La Estrada was not affected in the same way, as it is located in the western part of the village. In addition, the 150 liters of rain that fell during the first fortnight of June made the fieldwork considerably more complicated and led to the smallest harvest on record. Harvesting started on October 10 with excellent grape health and bunches that were small and well aerated.
La Estrada 2021 is a wine with approachable tannins, great color, acidity and depth. They say that hailstorms are very haphazard, and it is true – we cannot enjoy the 2021 vintage of El Velado, as it was affected by the storm on June 3.
1,941 bottles produced
Las Beatas 2021
Las Beatas is a wonderful site, capable of providing water to the vines regularly, as only grand crus do. The 1.9 hectare vineyard sits in the northwesternmost area of Rioja Alavesa, where the continental Miocene conglomerates are mixed with sandstone and marl outcrops from the late Tertiary. Ten levels of terraces face east, south and northwest and where old vines combine with young vines and where eight, maybe nine local varieties are cultivated.
The 2021 vintage benefited from ideal weather conditions during the ripening period and harvest. We experienced a brief but cold winter followed by a very dry summer with high temperatures, which initially delayed the start of veraison. However, unexpected storms and accompanying winds in early September accelerated the ripening process, resulting in an early vintage. We started harvesting on September 30 with a good quantity of healthy grapes. Las Beatas has been aged exclusively in a 1,200-liter foudre in our very old and cold cellar.
1,521 bottles produced
Tabuérniga 2021
Tabuérniga is an extraordinary place in the historical village of Labastida, where viticulture has been maintained for over 1,300 years, and where medieval wine presses carved in rocks amongst the vineyards watch over the heritage of former times. The plot lies in a small, vertical, and secluded valley, where shorter vegetative cycle varieties produce a wine of distinct character – sober and austere, yet full of depth and elegance. Situated at an altitude of 540 to 630 meters, these narrow, historic terraces are cultivated organically with deep respect for tradition, yielding a magnificent wine.

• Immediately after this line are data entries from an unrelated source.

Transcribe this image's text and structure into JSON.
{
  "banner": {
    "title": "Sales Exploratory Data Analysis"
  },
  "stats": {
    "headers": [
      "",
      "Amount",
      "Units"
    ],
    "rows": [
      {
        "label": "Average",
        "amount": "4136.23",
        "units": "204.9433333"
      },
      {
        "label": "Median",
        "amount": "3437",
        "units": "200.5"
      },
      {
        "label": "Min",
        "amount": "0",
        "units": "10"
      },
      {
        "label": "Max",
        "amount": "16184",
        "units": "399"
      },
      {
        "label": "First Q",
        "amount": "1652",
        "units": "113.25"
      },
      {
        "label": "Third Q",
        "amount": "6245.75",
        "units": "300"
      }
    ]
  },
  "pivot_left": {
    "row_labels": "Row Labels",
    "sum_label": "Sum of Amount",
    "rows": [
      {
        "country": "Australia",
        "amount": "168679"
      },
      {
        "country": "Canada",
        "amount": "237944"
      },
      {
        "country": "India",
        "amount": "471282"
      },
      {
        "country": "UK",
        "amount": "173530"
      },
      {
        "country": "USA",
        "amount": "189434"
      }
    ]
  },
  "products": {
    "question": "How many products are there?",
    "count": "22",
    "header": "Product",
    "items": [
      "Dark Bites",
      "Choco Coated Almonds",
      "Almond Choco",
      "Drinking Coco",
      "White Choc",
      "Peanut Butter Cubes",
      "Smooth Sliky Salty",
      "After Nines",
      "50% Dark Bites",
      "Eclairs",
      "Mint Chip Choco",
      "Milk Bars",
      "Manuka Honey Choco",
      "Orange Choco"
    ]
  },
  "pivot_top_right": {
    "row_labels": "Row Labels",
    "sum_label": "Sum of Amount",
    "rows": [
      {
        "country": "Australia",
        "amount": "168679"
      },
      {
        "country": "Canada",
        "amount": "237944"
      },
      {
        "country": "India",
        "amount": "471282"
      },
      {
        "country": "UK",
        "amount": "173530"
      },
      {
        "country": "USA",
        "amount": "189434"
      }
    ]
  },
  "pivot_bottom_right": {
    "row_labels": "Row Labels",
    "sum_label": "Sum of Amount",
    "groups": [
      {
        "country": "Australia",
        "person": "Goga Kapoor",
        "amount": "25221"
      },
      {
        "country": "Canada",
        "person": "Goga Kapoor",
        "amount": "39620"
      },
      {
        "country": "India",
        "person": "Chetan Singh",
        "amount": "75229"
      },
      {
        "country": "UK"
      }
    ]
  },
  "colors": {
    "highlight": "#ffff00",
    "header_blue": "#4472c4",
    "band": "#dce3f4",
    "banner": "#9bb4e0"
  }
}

In 2021, we experienced a cold winter followed by a dry summer with high temperatures. The ripening and harvest period were particularly favorable due to ideal weather conditions. The dry summer delayed veraison, but early September rains helped the cycle catch up, ultimately leading to an early ripening. Windy days maintained the healthy condition of the grapes, and the significant temperature contrast between day and night ensured perfect ripening. We began harvesting on October 6 and completed it two days later.